In perhaps this most damning comment, you could easily substitute “American Citizen” for this fellow “Mark.” What Mr. Gruber is, perhaps unwittingly, suggesting is that while we idealistic folks who believe in our government may be entitled to know what is really going on, Mr. Gruber and his elitist friends deem us to stupid to know what we need. Therefore, it is not only their right to deceive, but an obligation to do so in order to save us from our own stupid selves. I suspect this misguided concept is the driving force which not only justifies lying to us, but the US Congress and the US Supreme Court, as well.

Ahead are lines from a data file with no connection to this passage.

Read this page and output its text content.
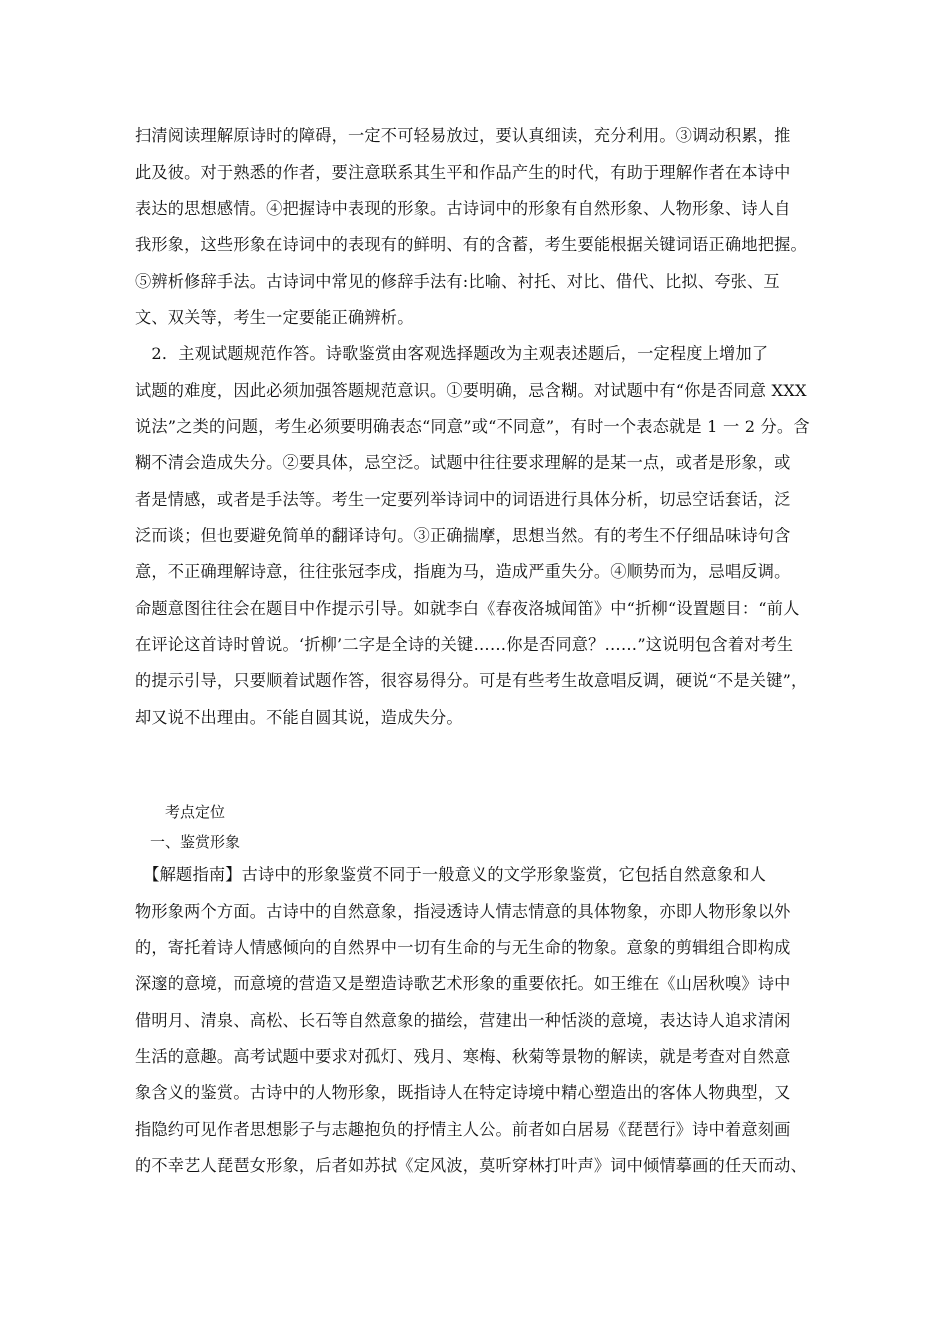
扫清阅读理解原诗时的障碍，一定不可轻易放过，要认真细读，充分利用。③调动积累，推
此及彼。对于熟悉的作者，要注意联系其生平和作品产生的时代，有助于理解作者在本诗中
表达的思想感情。④把握诗中表现的形象。古诗词中的形象有自然形象、人物形象、诗人自
我形象，这些形象在诗词中的表现有的鲜明、有的含蓄，考生要能根据关键词语正确地把握。
⑤辨析修辞手法。古诗词中常见的修辞手法有:比喻、衬托、对比、借代、比拟、夸张、互
文、双关等，考生一定要能正确辨析。
　2．主观试题规范作答。诗歌鉴赏由客观选择题改为主观表述题后，一定程度上增加了
试题的难度，因此必须加强答题规范意识。①要明确，忌含糊。对试题中有“你是否同意 XXX
说法”之类的问题，考生必须要明确表态“同意”或“不同意”，有时一个表态就是 1 一 2 分。含
糊不清会造成失分。②要具体，忌空泛。试题中往往要求理解的是某一点，或者是形象，或
者是情感，或者是手法等。考生一定要列举诗词中的词语进行具体分析，切忌空话套话，泛
泛而谈；但也要避免简单的翻译诗句。③正确揣摩，思想当然。有的考生不仔细品味诗句含
意，不正确理解诗意，往往张冠李戌，指鹿为马，造成严重失分。④顺势而为，忌唱反调。
命题意图往往会在题目中作提示引导。如就李白《春夜洛城闻笛》中“折柳“设置题目：“前人
在评论这首诗时曾说。‘折柳’二字是全诗的关键……你是否同意？……”这说明包含着对考生
的提示引导，只要顺着试题作答，很容易得分。可是有些考生故意唱反调，硬说“不是关键”，
却又说不出理由。不能自圆其说，造成失分。
考点定位
一、鉴赏形象
　【解题指南】古诗中的形象鉴赏不同于一般意义的文学形象鉴赏，它包括自然意象和人
物形象两个方面。古诗中的自然意象，指浸透诗人情志情意的具体物象，亦即人物形象以外
的，寄托着诗人情感倾向的自然界中一切有生命的与无生命的物象。意象的剪辑组合即构成
深邃的意境，而意境的营造又是塑造诗歌艺术形象的重要依托。如王维在《山居秋嗅》诗中
借明月、清泉、高松、长石等自然意象的描绘，营建出一种恬淡的意境，表达诗人追求清闲
生活的意趣。高考试题中要求对孤灯、残月、寒梅、秋菊等景物的解读，就是考查对自然意
象含义的鉴赏。古诗中的人物形象，既指诗人在特定诗境中精心塑造出的客体人物典型，又
指隐约可见作者思想影子与志趣抱负的抒情主人公。前者如白居易《琵琶行》诗中着意刻画
的不幸艺人琵琶女形象，后者如苏拭《定风波，莫听穿林打叶声》词中倾情摹画的任天而动、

So yes, this post may seem off topic … but I feel industries receiving support from our government agencies, be it taxpayer funding or regulatory directive, and the agencies which are supposed to oversee these profit based industries, must be fully transparent and accountable to the citizens of this country.
Allegheny Treasures has long held the position that no profit-based business should receive taxpayer subsidies, and that includes the Production Tax Credit for Wind , which will surely be considered by Congress again soon.
We believe that preventing government from doling out taxpayer dollars places the burden of financial support for these private companies right back where it belongs – private investors. And guess what, before you get their money, private investors require full transparency!
UPDATE: Adding insult to injury, it appears Mr. Gruber was paid nearly $400,000.00 as an “architect” of Affordable Care Act. What I find particularly disgusting is that Mr. Gruber gloats about deceiving the very taxpayers who were paying his salary at the time. If this isn’t illegal, it is certainly must be, at the very least, unethical! And he remains a professor at a major university??? Really???